Currencies

Rupee fall deepens against dollar amid oil shock and weak Asian market sentiment


The Indian rupee opened marginally weaker at 96.37 against the US dollar on Tuesday (May 19), compared with Monday’s (May 18’s) close of 96.35.

The domestic currency has now declined for seven straight sessions, losing around 2.2% during the period. Since the Iran conflict escalated in late September, the rupee has weakened by more than 6% amid rising crude oil prices and persistent risk aversion in global markets.

Currency traders said the pressure on the rupee remains largely driven by elevated oil prices and stronger dollar demand. Brent crude hovered near $110 per barrel in Asian trade as investors tracked developments around possible negotiations between the US and Iran over the conflict and the reopening of the Strait of Hormuz.

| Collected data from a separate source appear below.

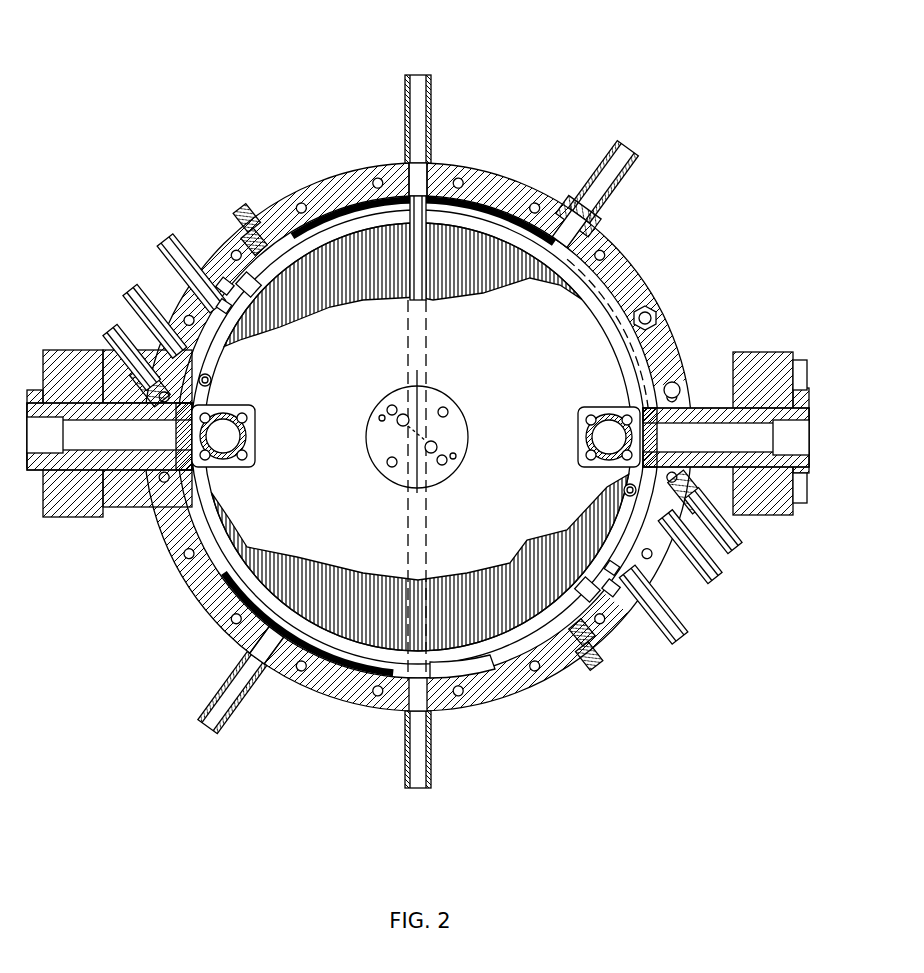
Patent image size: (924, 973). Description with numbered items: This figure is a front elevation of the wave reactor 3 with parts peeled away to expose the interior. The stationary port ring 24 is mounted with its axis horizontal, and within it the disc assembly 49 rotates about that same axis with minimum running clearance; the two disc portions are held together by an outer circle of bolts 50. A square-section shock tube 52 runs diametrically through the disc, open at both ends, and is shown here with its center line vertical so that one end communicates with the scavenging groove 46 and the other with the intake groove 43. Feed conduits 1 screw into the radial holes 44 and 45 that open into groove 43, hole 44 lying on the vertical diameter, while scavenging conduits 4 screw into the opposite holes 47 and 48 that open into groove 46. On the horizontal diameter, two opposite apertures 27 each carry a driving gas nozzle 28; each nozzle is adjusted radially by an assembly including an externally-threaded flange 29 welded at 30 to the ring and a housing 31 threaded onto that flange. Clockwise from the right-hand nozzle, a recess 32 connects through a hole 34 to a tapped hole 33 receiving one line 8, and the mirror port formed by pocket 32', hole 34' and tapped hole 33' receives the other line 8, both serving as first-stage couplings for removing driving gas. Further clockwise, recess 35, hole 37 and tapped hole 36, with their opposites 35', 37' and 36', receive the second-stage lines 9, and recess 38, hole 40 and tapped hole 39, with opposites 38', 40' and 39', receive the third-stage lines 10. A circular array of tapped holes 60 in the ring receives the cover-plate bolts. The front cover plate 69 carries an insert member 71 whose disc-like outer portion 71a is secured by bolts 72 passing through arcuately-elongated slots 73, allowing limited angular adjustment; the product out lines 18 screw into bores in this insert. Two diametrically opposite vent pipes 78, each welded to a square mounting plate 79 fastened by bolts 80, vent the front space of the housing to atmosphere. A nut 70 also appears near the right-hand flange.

The reactant material feed conduit 1 is at (406, 768).
The wave reactor 3 is at (652, 250).
The scavenging conduit 4 is at (420, 115).
The line 8 is at (118, 336).
The line 9 is at (136, 305).
The line 10 is at (172, 258).
The product out line 18 is at (408, 416).
The stationary port ring 24 is at (490, 165).
The aperture 27 is at (418, 436).
The nozzle 28 is at (92, 446).
The externally-threaded flange 29 is at (80, 355).
The weld 30 is at (124, 470).
The housing 31 is at (790, 355).
The pocket or recess 32 is at (618, 446).
The pocket 32' is at (174, 436).
The tapped hole 33 is at (696, 492).
The tapped hole 33' is at (140, 385).
The hole 34 is at (596, 485).
The hole 34' is at (223, 389).
The pocket or recess 35 is at (581, 545).
The pocket 35' is at (235, 322).
The tapped hole 36 is at (628, 605).
The tapped hole 36' is at (194, 266).
The hole 37 is at (598, 539).
The hole 37' is at (229, 342).
The pocket or recess 38 is at (554, 555).
The pocket 38' is at (262, 313).
The tapped hole 39 is at (609, 635).
The tapped hole 39' is at (216, 227).
The hole 40 is at (418, 437).
The hole 40' is at (294, 335).
The arcuately-elongated groove 43 is at (440, 672).
The radially-extending hole 44 is at (404, 690).
The radially-extending hole 45 is at (252, 665).
The arcuately-elongated groove 46 is at (560, 230).
The radially-extending hole 47 is at (412, 190).
The radially-extending hole 48 is at (568, 238).
The disc assembly 49 is at (393, 616).
The bolt 50 is at (357, 218).
The shock tube 52 is at (410, 262).
The tapped hole 60 is at (370, 178).
The front cover plate 69 is at (478, 322).
The nut 70 is at (676, 383).
The insert member 71 is at (392, 446).
The disc-like outer portion 71a is at (450, 434).
The bolt 72 is at (388, 406).
The arcuately-elongated slot 73 is at (388, 405).
The vent pipe 78 is at (240, 436).
The square mounting plate 79 is at (228, 468).
The bolt 80 is at (247, 418).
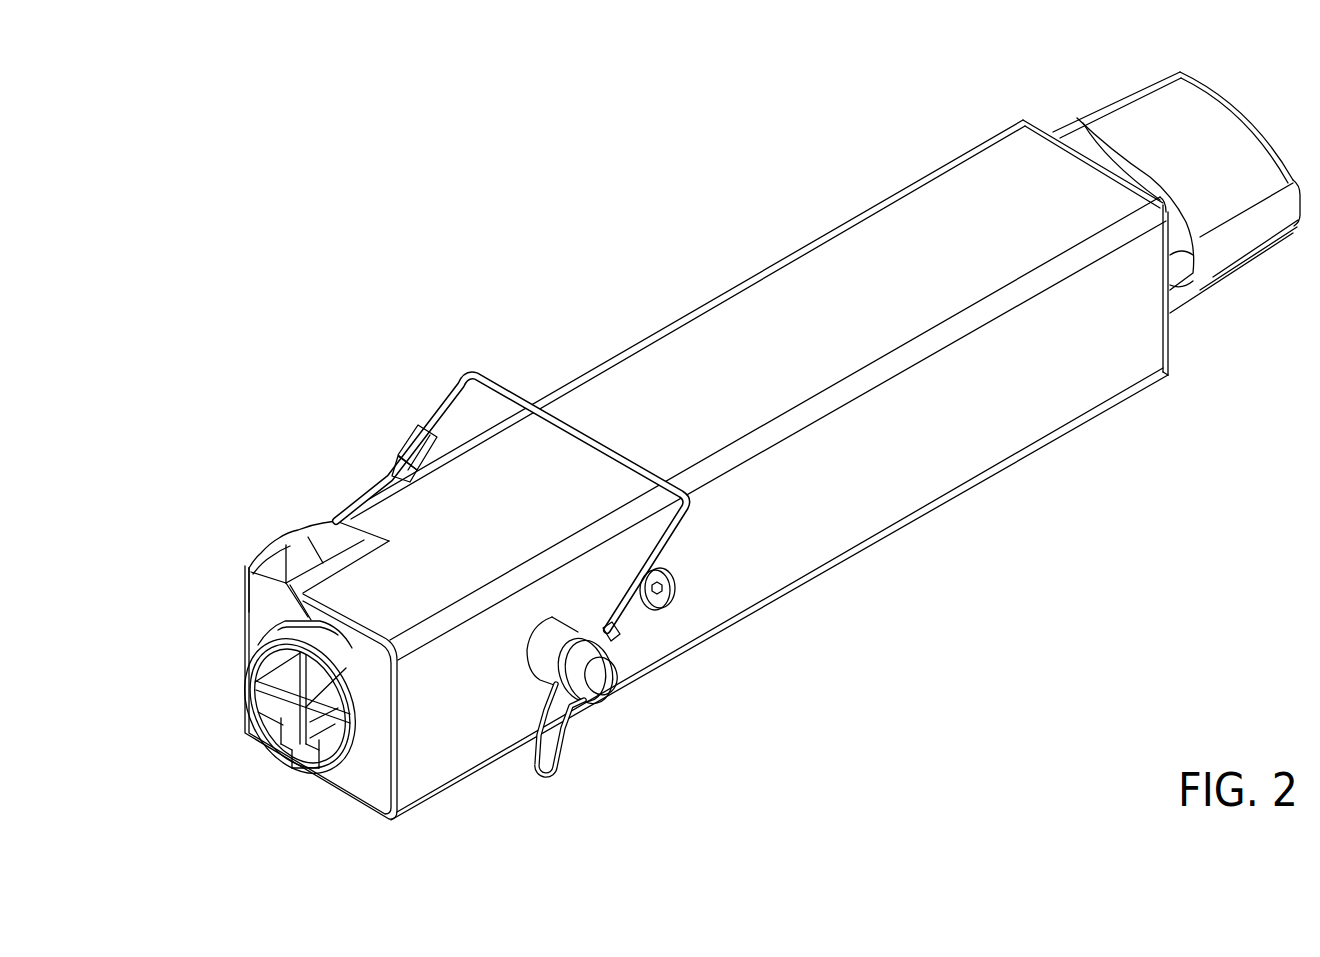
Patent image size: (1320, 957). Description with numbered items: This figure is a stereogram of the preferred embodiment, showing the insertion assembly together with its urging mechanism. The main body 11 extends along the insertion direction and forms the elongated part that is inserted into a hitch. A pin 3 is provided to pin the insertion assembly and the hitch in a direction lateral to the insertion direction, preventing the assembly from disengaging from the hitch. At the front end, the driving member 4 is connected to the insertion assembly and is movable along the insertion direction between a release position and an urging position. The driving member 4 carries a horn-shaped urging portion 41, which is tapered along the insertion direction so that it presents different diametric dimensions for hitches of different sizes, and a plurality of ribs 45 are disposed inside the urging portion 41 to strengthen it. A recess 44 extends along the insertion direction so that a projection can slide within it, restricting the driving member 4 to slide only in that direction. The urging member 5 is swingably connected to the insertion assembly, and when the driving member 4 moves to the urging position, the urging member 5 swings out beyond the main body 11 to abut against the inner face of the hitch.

The main body 11 is at (738, 322).
The urging member 5 is at (266, 528).
The driving member 4 is at (378, 715).
The urging portion 41 is at (336, 640).
The ribs 45 is at (268, 712).
The recess 44 is at (301, 776).
The pin 3 is at (594, 665).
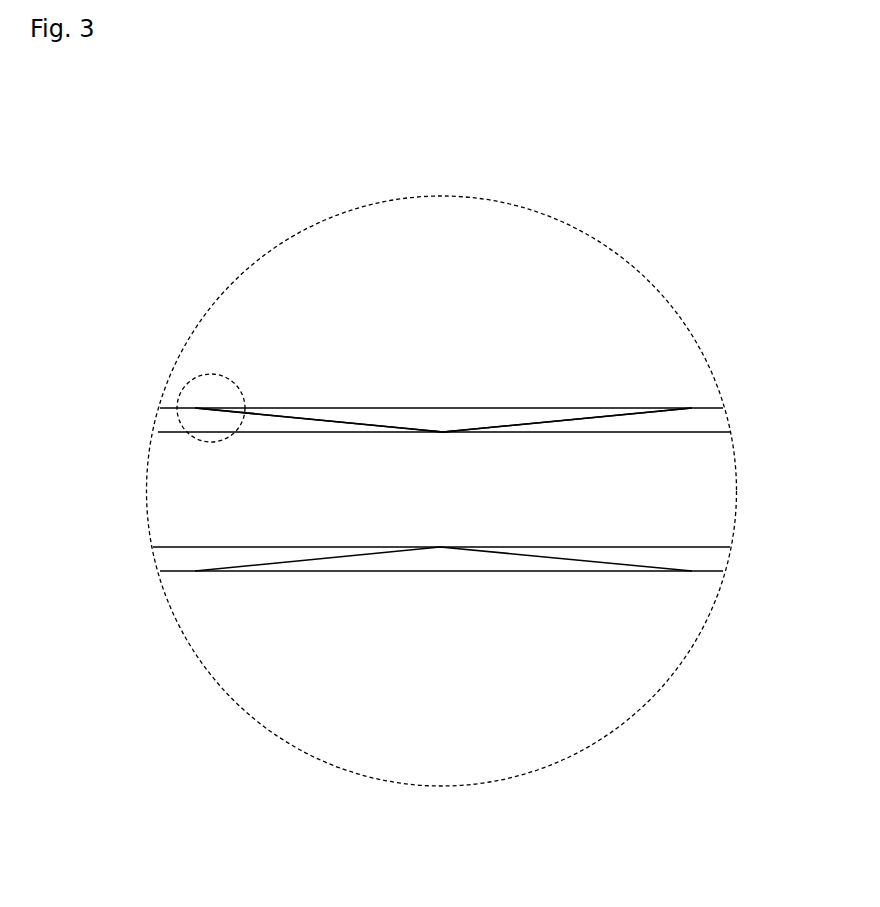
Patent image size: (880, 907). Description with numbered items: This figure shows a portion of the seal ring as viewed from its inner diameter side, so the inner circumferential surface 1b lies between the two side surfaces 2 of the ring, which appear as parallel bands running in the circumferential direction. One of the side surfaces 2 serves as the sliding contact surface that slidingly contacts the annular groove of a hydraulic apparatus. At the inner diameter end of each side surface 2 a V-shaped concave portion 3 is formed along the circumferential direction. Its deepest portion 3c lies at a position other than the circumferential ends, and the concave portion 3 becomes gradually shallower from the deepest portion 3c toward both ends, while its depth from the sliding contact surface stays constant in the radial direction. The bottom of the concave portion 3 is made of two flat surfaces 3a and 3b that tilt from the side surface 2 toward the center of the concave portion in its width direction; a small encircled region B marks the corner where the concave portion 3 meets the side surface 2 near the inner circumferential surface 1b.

“Another day, another new high on dollar/rupee,” a currency trader at a bank said, adding that the current cycle of rupee weakness is unlikely to reverse without either a meaningful correction in crude oil prices or stronger dollar inflows into India.

Market sentiment remained cautious despite US President Donald Trump saying he had paused a planned attack on Iran to allow negotiations. US equity futures and Asian markets traded lower, weighing further on regional currencies.

Asian currencies also came under pressure from rising US Treasury yields, as investors priced in the possibility that persistently high oil prices could keep inflation elevated for longer.

Meanwhile, fuel retailers raised petrol and diesel prices in India by about ₹0.9 per litre on Tuesday (May 19), marking the second increase within a week, reflecting the impact of elevated global crude prices.